Subsequent releases such as the GTX 1600 series, and the RTX 2000, 3000 and 4000 series have given Nvidia an unassailable share in the discrete GPU market. As of the first quarter of 2024, 88 percent of discrete GPUs in use today are Nvidia products, leaving competitors AMD and Intel (a new entrance) in the dust.
But video games and PCs were not enough to take Nvidia to the heights where it is now able to challenge software and mobile giants like Apple, Microsoft, and Google. What got them there was the buzzword of our times, Artificial Intelligence (AI).
Companies that use AI to develop cutting edge products like OpenAI's ChatGPT or Google's Gemini require computers that are capable of computing enormous mathematical calculations. Nvidia's GPUs, which were already capable of executing complicated mathematical functions for graphics usages, could also be used for the maths required for these AI training models.
At first, AI researchers needed to format their data to fit Nvidia's graphics focused products. In 2006, Nvidia introduced a new architecture, called CUDA, that would simplify the use of its products as parallel processors for computational problems.
Things have only gone from good to better since. When cryptocurrency started ballooning in value during the Covid-19 pandemic, Nvidia GPUs became the primary tool with which miners completed the computational tasks needed to produce more bitcoin, and Nvidia's sales skyrocketed as a result. Shortly followed by that were the large language models (LLM) that brought the power of AI to the forefront of public imagination, and as every tech company in the world started getting their hands dirty to develop their own AI products. Nvidia's GPUs, which would aid them in this process, fell massively into demand.
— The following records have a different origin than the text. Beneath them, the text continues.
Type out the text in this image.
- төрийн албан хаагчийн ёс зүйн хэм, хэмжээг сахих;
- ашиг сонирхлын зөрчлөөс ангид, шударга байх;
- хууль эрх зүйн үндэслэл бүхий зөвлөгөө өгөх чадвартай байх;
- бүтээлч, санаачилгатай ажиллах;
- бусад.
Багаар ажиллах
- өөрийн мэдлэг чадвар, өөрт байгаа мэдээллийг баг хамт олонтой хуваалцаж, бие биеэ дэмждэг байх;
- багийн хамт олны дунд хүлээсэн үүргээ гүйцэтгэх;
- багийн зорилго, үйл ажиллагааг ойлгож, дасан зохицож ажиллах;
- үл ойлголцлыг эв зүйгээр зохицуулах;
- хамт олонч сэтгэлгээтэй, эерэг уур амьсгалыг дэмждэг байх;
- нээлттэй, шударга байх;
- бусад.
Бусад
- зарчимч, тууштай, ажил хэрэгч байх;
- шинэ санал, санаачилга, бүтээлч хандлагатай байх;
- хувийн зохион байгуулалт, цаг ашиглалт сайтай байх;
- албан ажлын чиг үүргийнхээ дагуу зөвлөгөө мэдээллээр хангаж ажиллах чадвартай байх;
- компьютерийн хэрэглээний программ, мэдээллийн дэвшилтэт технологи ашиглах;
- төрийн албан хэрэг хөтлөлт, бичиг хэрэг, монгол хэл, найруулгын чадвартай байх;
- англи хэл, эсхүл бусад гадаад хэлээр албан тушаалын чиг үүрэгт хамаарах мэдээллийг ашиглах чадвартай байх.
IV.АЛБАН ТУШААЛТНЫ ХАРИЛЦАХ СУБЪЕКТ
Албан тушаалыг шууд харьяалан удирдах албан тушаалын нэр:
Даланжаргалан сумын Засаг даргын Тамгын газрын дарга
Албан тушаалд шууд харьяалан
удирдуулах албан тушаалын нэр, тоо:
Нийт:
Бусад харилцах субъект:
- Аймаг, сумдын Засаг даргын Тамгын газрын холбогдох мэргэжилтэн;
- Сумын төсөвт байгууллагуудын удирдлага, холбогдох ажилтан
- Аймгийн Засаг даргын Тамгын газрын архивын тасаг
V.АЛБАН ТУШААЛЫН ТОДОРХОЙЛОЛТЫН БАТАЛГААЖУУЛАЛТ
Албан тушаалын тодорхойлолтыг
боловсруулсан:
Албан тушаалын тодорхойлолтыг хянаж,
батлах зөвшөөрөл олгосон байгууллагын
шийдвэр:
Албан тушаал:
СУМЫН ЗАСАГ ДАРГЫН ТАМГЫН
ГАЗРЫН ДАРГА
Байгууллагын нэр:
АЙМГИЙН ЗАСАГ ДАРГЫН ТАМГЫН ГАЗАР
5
Nvidia was prepared for this. The GV100, followed by the A100 and subsequent models, have started targeting AI data centres where GPUs power the processing of massive amounts of data, engaging them in complex matrix calculations that are the building blocks of today's AI models. The rise of AI, and the competition between other tech giants to get their noses ahead in the AI rat race has benefitted Nvidia, who alongside developing their own AI products, supply the tools necessary to create machine learning models.
Nvidia stock has almost tripled since the beginning of 2024, and shows no signs of slowing down. Some who are sceptical think that this is all a result of an AI bubble, but Nvidia's standing is backed up by solid technology and consistently growing revenue. Jensen Huang, the superstar CEO and founder of Nvidia whom Mark Zuckerberg has called the "Taylor Swift of the tech world", cuts a calm but intimidating figure, as it's his shoulders and his company's on which the much promised AI future of mankind is being built.